Meyer, now 65, grew up on Wollochet Bay, the third child in a family of three girls and one boy. Her parents ran the family drugstore in Tacoma. They spent time at their property on the Hoh River and that experience cemented her love of the Northwest. 

She went to Aquinas Academy, a Catholic high school in Tacoma, for one year but then returned to Peninsula High. There, she met Donald Allyn, who taught art. Allyn would go on to become both a friend and a mentor. 

“He was that teacher who expanded our world,” she said.  

By 21, she was diving into life, committed to live life fully and experientially. She, her partner and two daughters lived what she described as a hippie life on the Hoh River, in a school bus, self-sufficient and off the grid.
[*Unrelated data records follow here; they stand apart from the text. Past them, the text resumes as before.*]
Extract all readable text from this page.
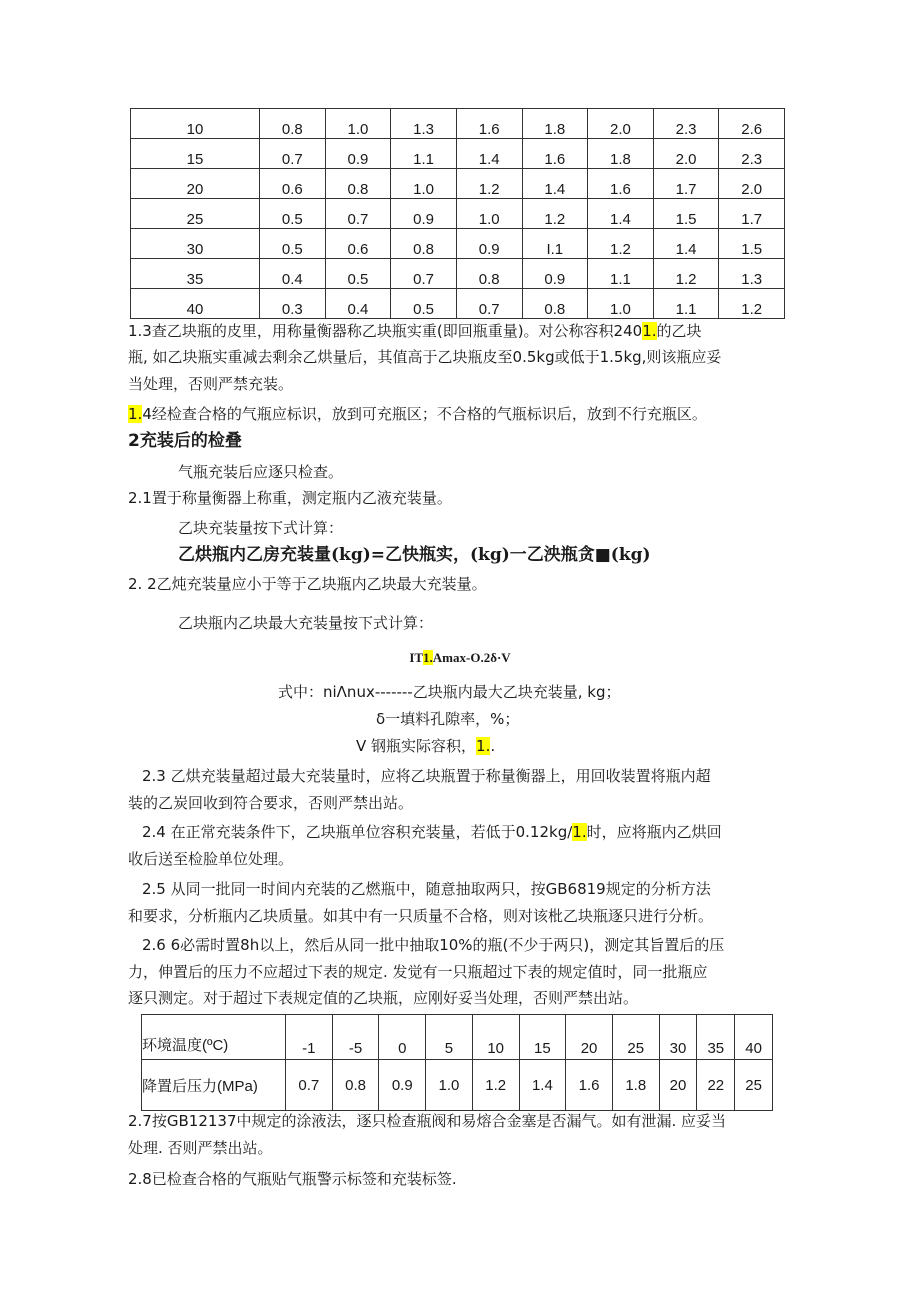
10	0.8	1.0	1.3	1.6	1.8	2.0	2.3	2.6
15	0.7	0.9	1.1	1.4	1.6	1.8	2.0	2.3
20	0.6	0.8	1.0	1.2	1.4	1.6	1.7	2.0
25	0.5	0.7	0.9	1.0	1.2	1.4	1.5	1.7
30	0.5	0.6	0.8	0.9	I.1	1.2	1.4	1.5
35	0.4	0.5	0.7	0.8	0.9	1.1	1.2	1.3
40	0.3	0.4	0.5	0.7	0.8	1.0	1.1	1.2
1.3查乙块瓶的皮里，用称量衡器称乙块瓶实重(即回瓶重量)。对公称容积2401.的乙块
瓶, 如乙块瓶实重减去剩余乙烘量后，其值高于乙块瓶皮至0.5kg或低于1.5kg,则该瓶应妥
当处理，否则严禁充装。
1.4经检查合格的气瓶应标识，放到可充瓶区；不合格的气瓶标识后，放到不行充瓶区。
2充装后的检叠
气瓶充装后应逐只检查。
2.1置于称量衡器上称重，测定瓶内乙液充装量。
乙块充装量按下式计算：
乙烘瓶内乙房充装量(kg)=乙快瓶实，(kg)一乙泱瓶贪■(kg)
2. 2乙炖充装量应小于等于乙块瓶内乙块最大充装量。
乙块瓶内乙块最大充装量按下式计算：
IT1.Amax-O.2δ·V
式中：niΛnux-------乙块瓶内最大乙块充装量, kg；
δ一填料孔隙率，%；
V 钢瓶实际容积，1..
2.3 乙烘充装量超过最大充装量时，应将乙块瓶置于称量衡器上，用回收装置将瓶内超
装的乙炭回收到符合要求，否则严禁出站。
2.4 在正常充装条件下，乙块瓶单位容积充装量，若低于0.12kg∕1.时，应将瓶内乙烘回
收后送至检脸单位处理。
2.5 从同一批同一时间内充装的乙燃瓶中，随意抽取两只，按GB6819规定的分析方法
和要求，分析瓶内乙块质量。如其中有一只质量不合格，则对该枇乙块瓶逐只进行分析。
2.6 6必需时置8h以上，然后从同一批中抽取10%的瓶(不少于两只)，测定其旨置后的压
力，伸置后的压力不应超过下表的规定. 发觉有一只瓶超过下表的规定值时，同一批瓶应
逐只测定。对于超过下表规定值的乙块瓶，应刚好妥当处理，否则严禁出站。
环境温度(ºC)	-1	-5	0	5	10	15	20	25	30	35	40
降置后压力(MPa)	0.7	0.8	0.9	1.0	1.2	1.4	1.6	1.8	20	22	25
2.7按GB12137中规定的涂液法，逐只检查瓶阀和易熔合金塞是否漏气。如有泄漏. 应妥当
处理. 否则严禁出站。
2.8已检查合格的气瓶贴气瓶警示标签和充装标签.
She ultimately left what had become an abusive relationship and moved to the Key Peninsula, describing herself at the time as a welfare mom. 

Encouraged by her mother, Norma Meyer, she attended pastry school. Her final project was a confection model of the state ferry Nisqually, and after graduation, Meyer went to work at Affairs Chocolate and Desserts in Tacoma. 
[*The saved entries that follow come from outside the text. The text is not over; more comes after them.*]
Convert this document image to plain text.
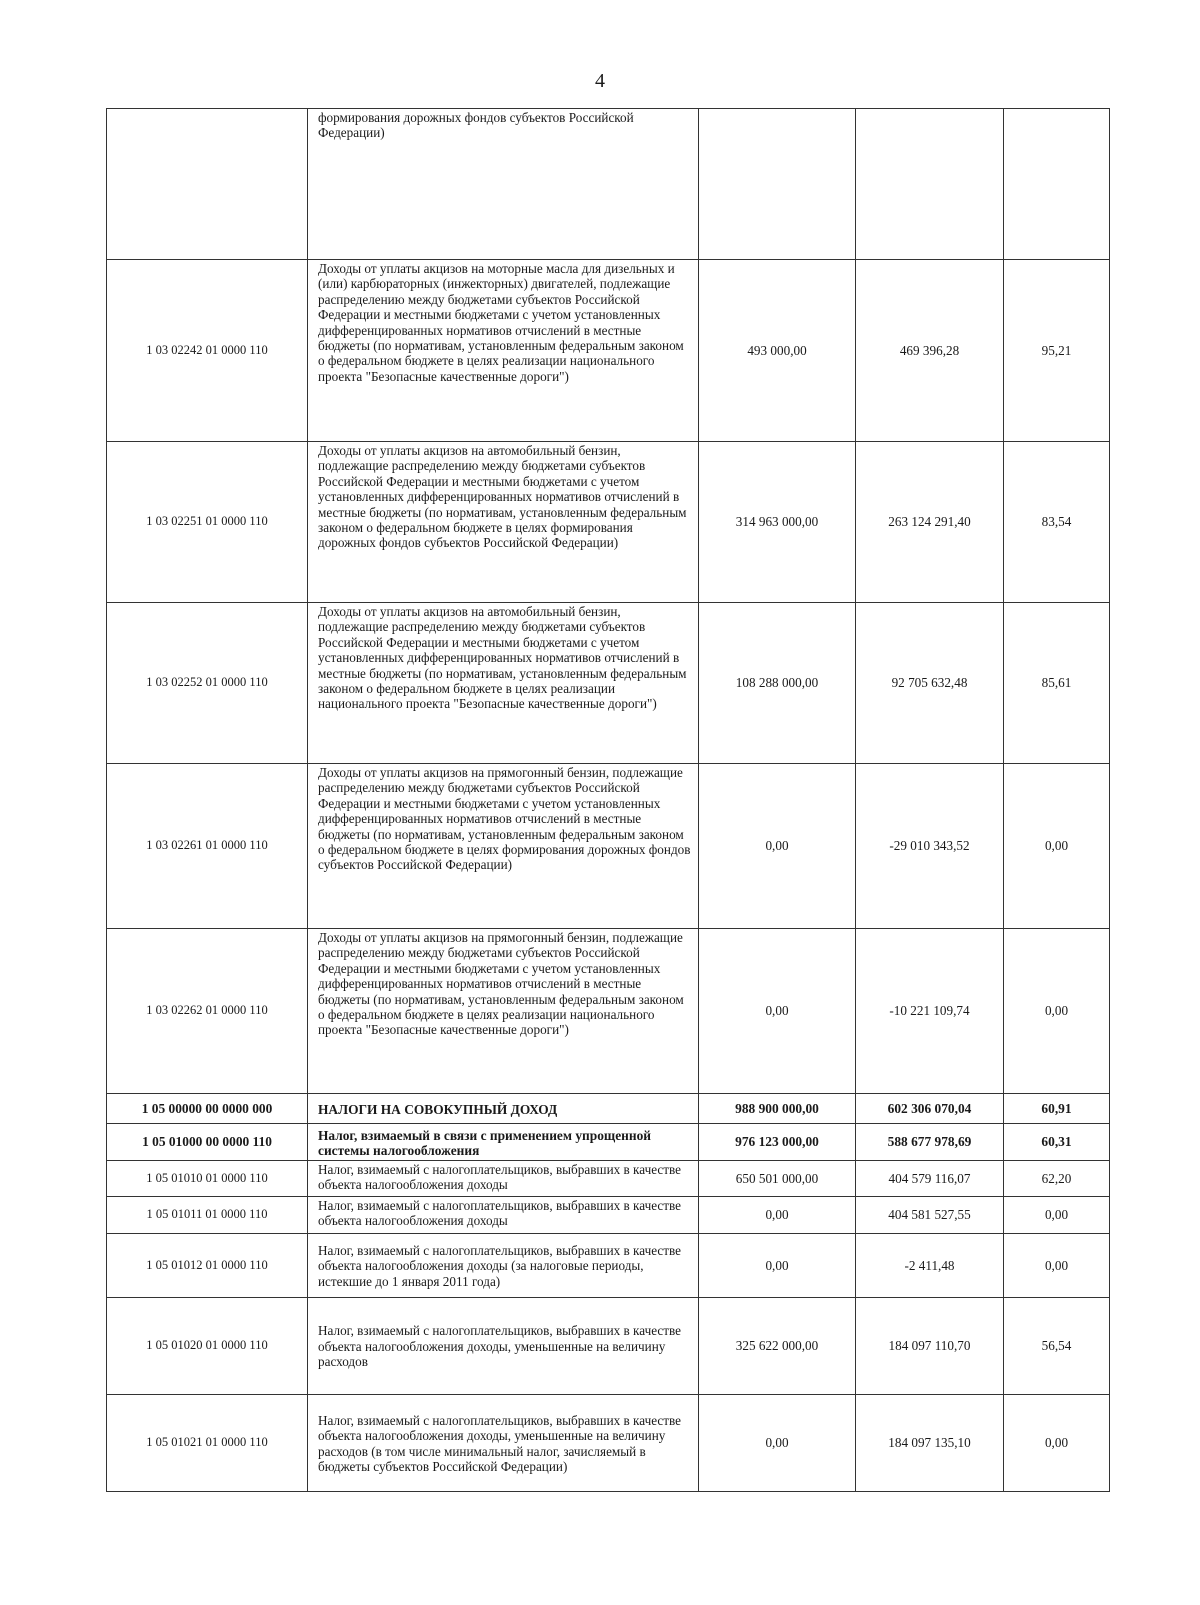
4
	формирования дорожных фондов субъектов Российской Федерации)			
1 03 02242 01 0000 110	Доходы от уплаты акцизов на моторные масла для дизельных и (или) карбюраторных (инжекторных) двигателей, подлежащие распределению между бюджетами субъектов Российской Федерации и местными бюджетами с учетом установленных дифференцированных нормативов отчислений в местные бюджеты (по нормативам, установленным федеральным законом о федеральном бюджете в целях реализации национального проекта "Безопасные качественные дороги")	493 000,00	469 396,28	95,21
1 03 02251 01 0000 110	Доходы от уплаты акцизов на автомобильный бензин, подлежащие распределению между бюджетами субъектов Российской Федерации и местными бюджетами с учетом установленных дифференцированных нормативов отчислений в местные бюджеты (по нормативам, установленным федеральным законом о федеральном бюджете в целях формирования дорожных фондов субъектов Российской Федерации)	314 963 000,00	263 124 291,40	83,54
1 03 02252 01 0000 110	Доходы от уплаты акцизов на автомобильный бензин, подлежащие распределению между бюджетами субъектов Российской Федерации и местными бюджетами с учетом установленных дифференцированных нормативов отчислений в местные бюджеты (по нормативам, установленным федеральным законом о федеральном бюджете в целях реализации национального проекта "Безопасные качественные дороги")	108 288 000,00	92 705 632,48	85,61
1 03 02261 01 0000 110	Доходы от уплаты акцизов на прямогонный бензин, подлежащие распределению между бюджетами субъектов Российской Федерации и местными бюджетами с учетом установленных дифференцированных нормативов отчислений в местные бюджеты (по нормативам, установленным федеральным законом о федеральном бюджете в целях формирования дорожных фондов субъектов Российской Федерации)	0,00	-29 010 343,52	0,00
1 03 02262 01 0000 110	Доходы от уплаты акцизов на прямогонный бензин, подлежащие распределению между бюджетами субъектов Российской Федерации и местными бюджетами с учетом установленных дифференцированных нормативов отчислений в местные бюджеты (по нормативам, установленным федеральным законом о федеральном бюджете в целях реализации национального проекта "Безопасные качественные дороги")	0,00	-10 221 109,74	0,00
1 05 00000 00 0000 000	НАЛОГИ НА СОВОКУПНЫЙ ДОХОД	988 900 000,00	602 306 070,04	60,91
1 05 01000 00 0000 110	Налог, взимаемый в связи с применением упрощенной системы налогообложения	976 123 000,00	588 677 978,69	60,31
1 05 01010 01 0000 110	Налог, взимаемый с налогоплательщиков, выбравших в качестве объекта налогообложения доходы	650 501 000,00	404 579 116,07	62,20
1 05 01011 01 0000 110	Налог, взимаемый с налогоплательщиков, выбравших в качестве объекта налогообложения доходы	0,00	404 581 527,55	0,00
1 05 01012 01 0000 110	Налог, взимаемый с налогоплательщиков, выбравших в качестве объекта налогообложения доходы (за налоговые периоды, истекшие до 1 января 2011 года)	0,00	-2 411,48	0,00
1 05 01020 01 0000 110	Налог, взимаемый с налогоплательщиков, выбравших в качестве объекта налогообложения доходы, уменьшенные на величину расходов	325 622 000,00	184 097 110,70	56,54
1 05 01021 01 0000 110	Налог, взимаемый с налогоплательщиков, выбравших в качестве объекта налогообложения доходы, уменьшенные на величину расходов (в том числе минимальный налог, зачисляемый в бюджеты субъектов Российской Федерации)	0,00	184 097 135,10	0,00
Over the following decade, Meyer spent a lot of time with her mother making art, concentrating on weaving, dyeing, spinning and basketry. As a young adult with three children (her son was born during this time), she developed connections to two critical mentors – her former art teacher, Allyn; and Ruth Bartlett, who was an innovator in organic gardening. 

“My society did not say I was worth much in those days, but my mentors showed me I had worth,” Meyer said.

Allyn’s home was a central gathering place for the Northwest arts community and Meyer would come to those gatherings, listen and “absorb the knowledge.” It was there that she was exposed to the work of Morris Graves, a member of the Pacific Northwest School of Visionary Art. She said that her art evolved in part as a reaction to his. 

“My art is more narrative, positive and story-telling. I think in part because I am a woman. Van Gogh and the Impressionists were my major influences,” she said. 

Meyer has always loved gardening and landscaping. Bartlett, who died about 10 years ago, owned and managed Spring Hill Farms and taught Meyer much of what she knows. “Ruth was the Gig Harbor Farmers Market in those days,” she said. 

Although she still loved food, her work in the chocolate shop didn’t fill her creative needs. At 35, Mayer enrolled in the Northwest College of Art & Design in Poulsbo. 

“I just went full bore,” she said. 

Her art school thesis featured Bartlett’s gardens. 

Meyer paints en plein air – outdoors, as practiced by the Impressionists. She has loved painting musicians and audiences in action, going regularly to the Port Townsend Jazz Festival, and more locally to Words and Music and Friends of the Holidays. 

She said of her art, “I am moved to paint, document and preserve in a beautiful way what I think is important. It takes me on an adventure then brings the adventure back.”